Technically, that is a bad request, because you have a space before Host:, but per RFC2616, there should not be any whitespace in a header field name.
Worse: you do not want a space between your /r/n's. Of which two should separate the header from the body ("/r/n/r/n"), not three. That may not seem like such a big issue because there is no body, but you still need an "/r/n/r/n" to indicate the header is complete, and you do not have that. Hence, I think many or most web servers will not respond in kind, and will instead terminate the connection immediately because the request is malformed. That termination takes place via tcp/ip, not http, and if you are doing the wrong thing with the socket (eg, waiting on recv) at the time, it could be fatal to the process.*
How are you are deducing this? Do you mean in the former case "Error with send()" appears? Or nothing? If it is nothing, I would bet that the send did succeed, but the stdout buffer is not flushed before your process recieves a SIGPIPE or SIGHUP while waiting on the recv. Try it with:
Code:
if (send(tcpSocket, request, strlen(request), 0) < 0)

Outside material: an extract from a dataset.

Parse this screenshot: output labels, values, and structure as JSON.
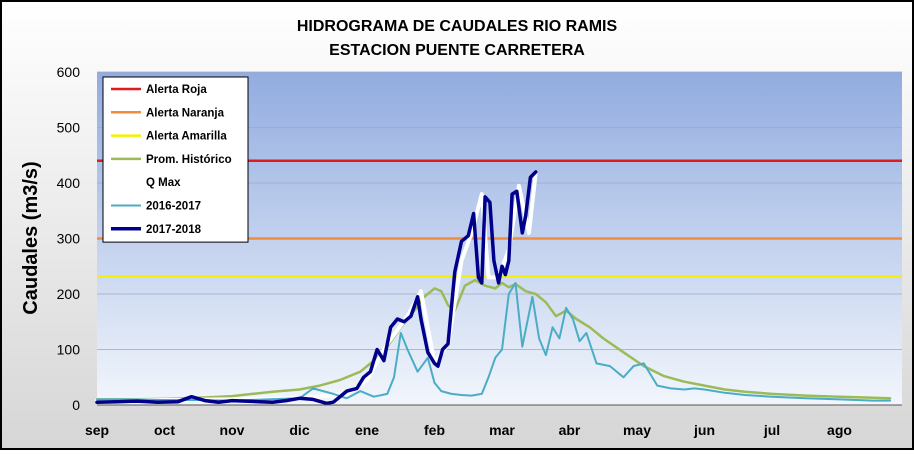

fprintf(stderr, "Error with send()");
else
fprintf(stderr, "Successfully sent html fetch request");
This will avoid buffering issues with stdout if the process has actually died prematurely
while waiting on the recv(). Ie, the the connection was terminated via tcp/ip by the connected server, without sending any http reponse. How servers deal with non-conforming clients is...undefined.
Of course, if you do not wait on the recv(), you will get "Successfully sent html fetch request"; you sent a bad request and so the server (on a tcp/ip level) killed the connection (just as before), but it does not matter because your program already ended (and flushed the stdout buffer on exit).
* you almost certainly want to use a signal handler for SIGPIPE because of that.